So far I’ve painted a very pretty picture for Tudor and for the Black Bay in general. And with a community of watch nerds all worshiping this brand and watch the way I do, what concerns me now should came as no surprise to anyone. Over the last five years, I’ve seen amazing communities of watch enthusiasts grow to accept and love the Tudor brand. I am part of many of these watch communities, and we just can’t shut up about how much we love our Tudors – Watch Enthusiasts India, Tudor Watch Club, Tudoraholics, Diver’s Watches and many more!

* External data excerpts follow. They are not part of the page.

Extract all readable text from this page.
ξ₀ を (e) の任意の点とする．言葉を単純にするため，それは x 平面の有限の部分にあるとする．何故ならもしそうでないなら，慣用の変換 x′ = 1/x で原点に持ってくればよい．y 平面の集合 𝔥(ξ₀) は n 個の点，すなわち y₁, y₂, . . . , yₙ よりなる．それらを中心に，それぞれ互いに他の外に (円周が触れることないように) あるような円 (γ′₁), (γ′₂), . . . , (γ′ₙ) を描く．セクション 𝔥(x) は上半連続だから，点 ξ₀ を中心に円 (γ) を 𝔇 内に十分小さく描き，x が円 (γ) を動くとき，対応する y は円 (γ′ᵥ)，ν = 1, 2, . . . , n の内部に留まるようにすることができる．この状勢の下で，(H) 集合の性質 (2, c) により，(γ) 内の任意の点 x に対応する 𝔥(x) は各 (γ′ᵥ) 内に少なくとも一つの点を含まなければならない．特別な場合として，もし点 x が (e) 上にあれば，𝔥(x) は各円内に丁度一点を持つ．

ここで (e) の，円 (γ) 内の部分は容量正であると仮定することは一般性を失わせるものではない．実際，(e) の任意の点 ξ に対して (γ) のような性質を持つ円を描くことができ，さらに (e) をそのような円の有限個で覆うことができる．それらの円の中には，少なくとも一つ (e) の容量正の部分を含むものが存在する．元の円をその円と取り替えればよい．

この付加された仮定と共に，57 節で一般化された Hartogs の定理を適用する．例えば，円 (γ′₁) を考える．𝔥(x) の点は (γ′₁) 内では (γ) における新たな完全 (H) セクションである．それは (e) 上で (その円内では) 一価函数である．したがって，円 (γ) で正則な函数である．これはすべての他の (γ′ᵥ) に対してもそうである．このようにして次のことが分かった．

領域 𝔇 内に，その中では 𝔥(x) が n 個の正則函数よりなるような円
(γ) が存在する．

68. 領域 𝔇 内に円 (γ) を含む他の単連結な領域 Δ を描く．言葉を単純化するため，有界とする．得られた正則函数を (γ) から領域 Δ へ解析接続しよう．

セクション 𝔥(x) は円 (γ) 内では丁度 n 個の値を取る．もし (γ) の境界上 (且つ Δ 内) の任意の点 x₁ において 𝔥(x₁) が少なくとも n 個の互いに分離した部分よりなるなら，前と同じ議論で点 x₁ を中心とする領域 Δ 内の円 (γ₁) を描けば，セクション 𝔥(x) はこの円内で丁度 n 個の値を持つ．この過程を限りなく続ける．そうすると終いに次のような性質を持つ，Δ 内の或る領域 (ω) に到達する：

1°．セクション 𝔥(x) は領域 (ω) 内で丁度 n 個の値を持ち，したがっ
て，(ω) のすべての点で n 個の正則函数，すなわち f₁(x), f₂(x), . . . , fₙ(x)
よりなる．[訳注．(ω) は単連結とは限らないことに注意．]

It’s no surprise that Tudor watch sales have drastically increased over the last five years, with Tudor having to churn out more and more watches to meet the demand. However, recent incidents might hint at Tudor’s inability to meet their original guarantees for quality control at this rate of production.

  • Troubles in Tudor Black Bay GMT paradise – one, two, three, four. There are rumors that Tudor has addressed this problem and future watches will not have this issue. But this is still far from reassuring.
  • Poor quality control – BB58, Pelagos, BB

While some lemons are always bound to slip through the QC cracks, I personally think that Tudor needs to up their game in the QC department if they want to sustain their rapidly growing fan-base.

On The Wrist

As I mentioned earlier, the watch wears nicely on my wrist. Together with the rubber strap it sits very snug and wraps around the wrist almost perfectly. Personally, I think the Rolex Explorer-I is the most comfortable watch I’ve ever worn. I’ve also found the Baltic Aquascaphe to be a surprisingly comfortable watch (on the beads of rice bracelet). The Tudor sits fine on my 6.25” wrist, but I’d be lying if I said this is the most ergonomic case design.

I find the Black Bay to be a perfect size watch for my 6.25” wrist.
The Black Bay in a rare moment where it is overshadowed by New Zealand’s stunning landscape. I don’t travel often, but this watch has been a constant on my wrist each time I have left my couch and ventured out.

Concluding Thoughts

  • If I could go back in time, would I still buy this Tudor? Definitely.
  • If I was in the market for a watch in this price range today, would I still buy the current Black Bay offering? Maybe. I would also consider the Pelagos. Outside of Tudor I would look at ZRC Watches and a few pre-owned Omega and Rolex watches.
  • Now that I own a Submariner and the Black Bay, do I believe the Black Bay is a ‘substitute’ for the Submariner? No. I think they are very different watches.
  • Who should buy a Black Bay today? If you appreciate the brand for what it is and are looking at buying your first luxury timepiece, you will not go wrong with a Tudor.
  • Should I get on a wait-list for a Tudor? No. Absolutely not.
The Submariner and Black Bay sharing a cup of coffee for a #beansandbezels shot. If you subtract the romantic notions of their shared history, the modern Submariner and Black Bay have very little in common.